The term "primal" conjures images of visceral emotions — a baby screaming in the middle of night, cathartic eruptions in a psychiatrist's office, shrieks emanating from a house of horrors — moments filled with pre-verbal fear and pre-historic terror far from the secure logic of computers and technology. For Primal Graphics 2002 , Campbell brings those primary, even primitive, concerns back into the realm of digital art, infusing his work with poignancy and humanity. The piece is illusive and evocative, providing far less information, yet far more emotion, than the specificity of detail and flashy pseudo-realism celebrated by commercial digital displays.
In Primal Graphics 2002, a shadowy figure runs across an empty field. Up close, it is apparent that the lifelike movement is the result of pulsating lights, the screen is actually a 10 x 13 foot grid composed of 192 light bulbs. To create this work, Campbell recorded his subject in digital video, a medium that converts live action to millions of pixels; he artist then reduced the number of pixels until the image reached the verge of perceptibility, leaving just enough data to retain the outlines of reality. This is pointillism for the 21st century, and like his predecessor, the Impressionist painter Georges Seurat, Campbell is equally concerned with the science of optics and the methods by which society evaluates "truth." Trained as an engineer and mathematician as well as an art-maker, Campbell is adept at computer programming but chooses to examine the implications, rather than the applications, of digital technology. In an age when technology can track our identities — through databases and DNA, from FBI files and credit reports — Campbell reasserts the need for a more personalized version of human experience. At a time when special effects and animatronics have completely infiltrated Hollywood films, he reclaims the value of the personal touch by exposing the limits of digital image making.

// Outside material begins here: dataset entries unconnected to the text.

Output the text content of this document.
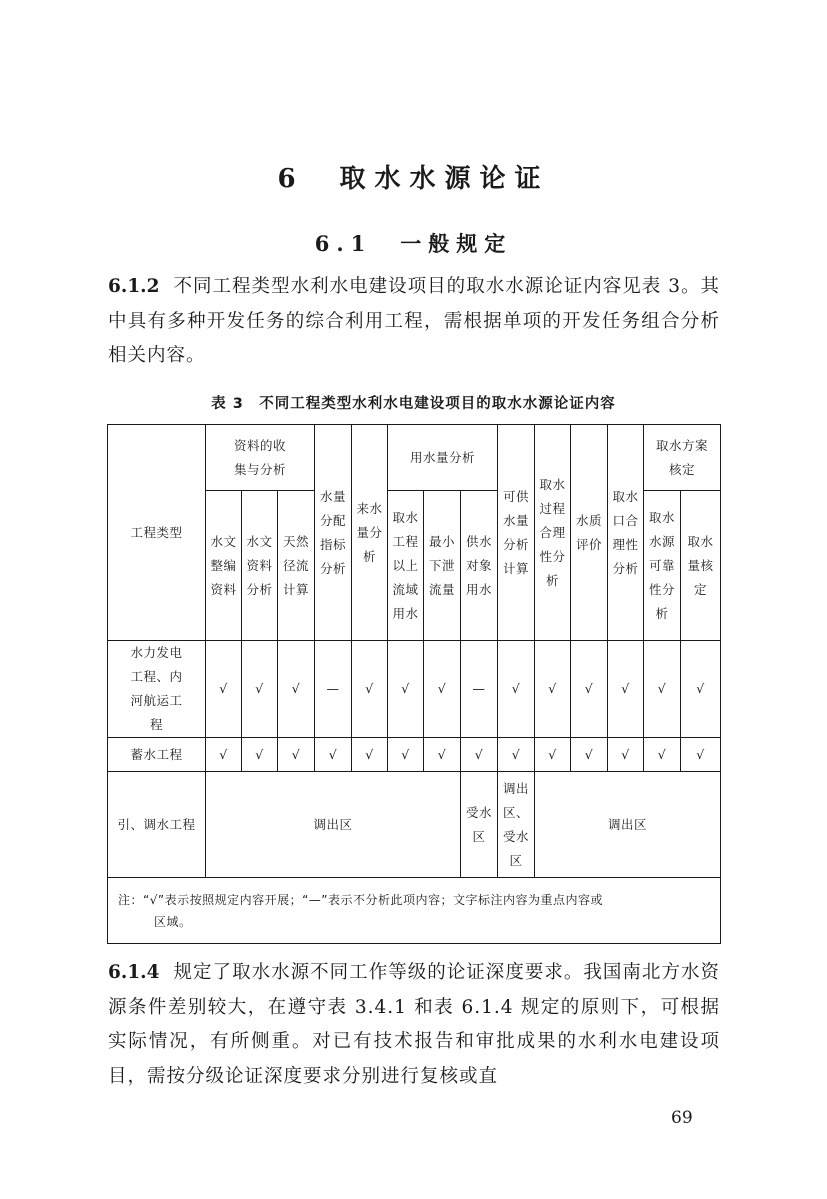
6　取水水源论证
6.1　一般规定
6.1.2 不同工程类型水利水电建设项目的取水水源论证内容见表 3。其中具有多种开发任务的综合利用工程，需根据单项的开发任务组合分析相关内容。
表 3　不同工程类型水利水电建设项目的取水水源论证内容
工程类型	资料的收集与分析			水量分配指标分析	来水量分析	用水量分析			可供水量分析计算	取水过程合理性分析	水质评价	取水口合理性分析	取水方案核定	

	水文整编资料	水文资料分析	天然径流计算			取水工程以上流域用水	最小下泄流量	供水对象用水					取水水源可靠性分析	取水量核定

水力发电工程、内河航运工程	√	√	√	—	√	√	√	—	√	√	√	√	√	√
蓄水工程	√	√	√	√	√	√	√	√	√	√	√	√	√	√
引、调水工程	调出区							受水区	调出区、受水区	调出区				
注：“√”表示按照规定内容开展；“—”表示不分析此项内容；文字标注内容为重点内容或
区域。														
6.1.4 规定了取水水源不同工作等级的论证深度要求。我国南北方水资源条件差别较大，在遵守表 3.4.1 和表 6.1.4 规定的原则下，可根据实际情况，有所侧重。对已有技术报告和审批成果的水利水电建设项目，需按分级论证深度要求分别进行复核或直
69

So a shadowy figure runs across an empty field. We don't know who the man is or what he is running from but it is impossible to erase the image from our memory banks. Fuzzy and indistinct, the work recalls the scratchy videotapes that are offered as proof of the existence of Big Foot or the Loch Ness monster. It also references more real terrors — shadows on the streets of Hiroshima, the bodies of the victims evaporated in the atomic blast. Or, for that matter, the hundreds who fled the streets of Lower Manhattan as the Twin Towers toppled on September 11th. Campbell designed this piece for this specific site prior to the World Trade Center attacks, before we all watched hundreds of hours of videotape footage showing crowds running from the scene. It is testament to this prescient work that it retains its poignancy and power, growing even more resonant against the backdrop of recent events.